I’ve compiled you program and reproduced the segfault. I’ve looked at the disassembly, ran it in a debugger, checked the registers, but couldn’t figure out what it is.
So, my best guess, is that it’s eiter a miscompilation or you got a really well-hidden undefined behavior somewhere.
I think some code causes either state or previous to point to a temporary/local State variable that goes out of scope and thus pointers become garbage and start pointing to invalid memory addresses.
If valgrind and debugging doesn’t help, I would start printing and comparing pointer addresses, maybe adding more asserts.
Another thing that I would do (but might be unrelated) is to reduce the amount of default-initialized fields and instead use a named empty value with decl literals. And I would avoid using undefined for default values, instead set the value explicitly to undefined in places where it is valid. (To make sure that there is no place that forgets to set a field and lets it just default set to undefined)
I tried a bunch of things but I am also not sure whats going on, I don’t have the custom lldb-fork set-up, I don’t know whether that would show more.
The debugger shows a zero dereference but if you use any kind of temporary variable before the .file() then the code just ends up working, so that also makes me think it may be some kind of miscompilation, when code that should be equivalent, works.
I guess we need someone who is more used to looking at the assembly and can spot if something is wrong there.

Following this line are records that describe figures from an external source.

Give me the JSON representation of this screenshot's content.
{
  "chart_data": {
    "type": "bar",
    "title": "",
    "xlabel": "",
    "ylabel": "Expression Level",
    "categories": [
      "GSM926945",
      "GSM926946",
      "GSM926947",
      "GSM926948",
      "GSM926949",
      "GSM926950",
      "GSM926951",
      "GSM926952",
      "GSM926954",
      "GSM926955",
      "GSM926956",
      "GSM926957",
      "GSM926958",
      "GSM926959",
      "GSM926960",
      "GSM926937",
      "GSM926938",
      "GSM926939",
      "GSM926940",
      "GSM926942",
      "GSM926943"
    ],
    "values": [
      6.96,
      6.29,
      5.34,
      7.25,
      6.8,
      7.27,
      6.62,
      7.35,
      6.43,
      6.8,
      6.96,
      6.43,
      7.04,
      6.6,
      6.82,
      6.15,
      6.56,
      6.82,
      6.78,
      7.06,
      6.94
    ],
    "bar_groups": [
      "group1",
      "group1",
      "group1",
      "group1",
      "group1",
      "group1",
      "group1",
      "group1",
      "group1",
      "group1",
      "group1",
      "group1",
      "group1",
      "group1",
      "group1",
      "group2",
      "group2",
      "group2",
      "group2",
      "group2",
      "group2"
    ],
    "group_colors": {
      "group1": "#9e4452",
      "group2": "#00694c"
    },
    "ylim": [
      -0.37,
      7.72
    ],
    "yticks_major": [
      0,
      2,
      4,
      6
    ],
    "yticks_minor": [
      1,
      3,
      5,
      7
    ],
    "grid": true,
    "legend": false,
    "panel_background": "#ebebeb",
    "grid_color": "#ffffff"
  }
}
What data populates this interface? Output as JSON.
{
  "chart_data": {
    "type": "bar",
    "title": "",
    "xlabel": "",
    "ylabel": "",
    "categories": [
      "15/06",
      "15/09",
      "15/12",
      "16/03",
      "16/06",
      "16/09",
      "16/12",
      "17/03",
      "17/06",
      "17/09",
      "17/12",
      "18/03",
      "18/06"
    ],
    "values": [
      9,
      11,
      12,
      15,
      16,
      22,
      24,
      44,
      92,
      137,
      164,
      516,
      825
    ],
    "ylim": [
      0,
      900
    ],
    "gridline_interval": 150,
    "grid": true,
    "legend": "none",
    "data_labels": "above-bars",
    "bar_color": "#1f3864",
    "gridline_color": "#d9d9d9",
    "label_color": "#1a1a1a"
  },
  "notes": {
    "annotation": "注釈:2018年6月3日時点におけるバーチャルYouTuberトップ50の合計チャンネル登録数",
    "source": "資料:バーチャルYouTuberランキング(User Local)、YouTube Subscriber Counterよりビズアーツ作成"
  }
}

Not necessarily related, but is there a reason you’re using inline so often? inline forces the function to be inlined, but Zig can also decide to inline the function on a regular function call.
I don’t think I use it that much, it’s mostly for one line fonctions that I use it.
There is a mother function for a specific task that calls “tool” functions which may be inline. To me this makes sense even thought I’m not sure it’s the best coding pattern.
Often I try to avoid inlining too much as it is the compiler’s task
diff --git a/src/position.zig b/src/position.zig
index 08f31ea..c0812ab 100644
--- a/src/position.zig
+++ b/src/position.zig
@@ -48,7 +48,7 @@ const CastleInfo = enum(u4) {
}
};
-pub const State = packed struct {
+pub const State = struct {
turn: Color = Color.white,
castle_info: CastleInfo = CastleInfo.none,
repetition: i7 = 0, // Zero if no repetition, x positive if happened once x half moves ago, negative indicates repetition
Still not sure why it was crashing, and it still seems like a miscompilation. However, I’m no longer surprised that it was crashing. Why are you putting a pointer into a packed struct? In general I would only put value or index types into a packed struct, otherwise I think packed structs are the wrong tool for the job.
~/tmp/packed_struct_ptr> zig run packed_struct_ptr_no_segfault.zig
1
1
Seems like some kind of alignment issue, where the u1 makes it an invalid size. It reminds me of this issue, but I don’t think the problems are actually related.
Well done!
And thank you, I’m using a lot of State objects so wanted to lower their memory footprint. I’ll be using packed struct for very specific ojects now, like for the Move one.
I let you create the ticket with the reduction if you think it’s worth it.
Yeah from the doc I knew I should avoid undefined, I’ll work on that too.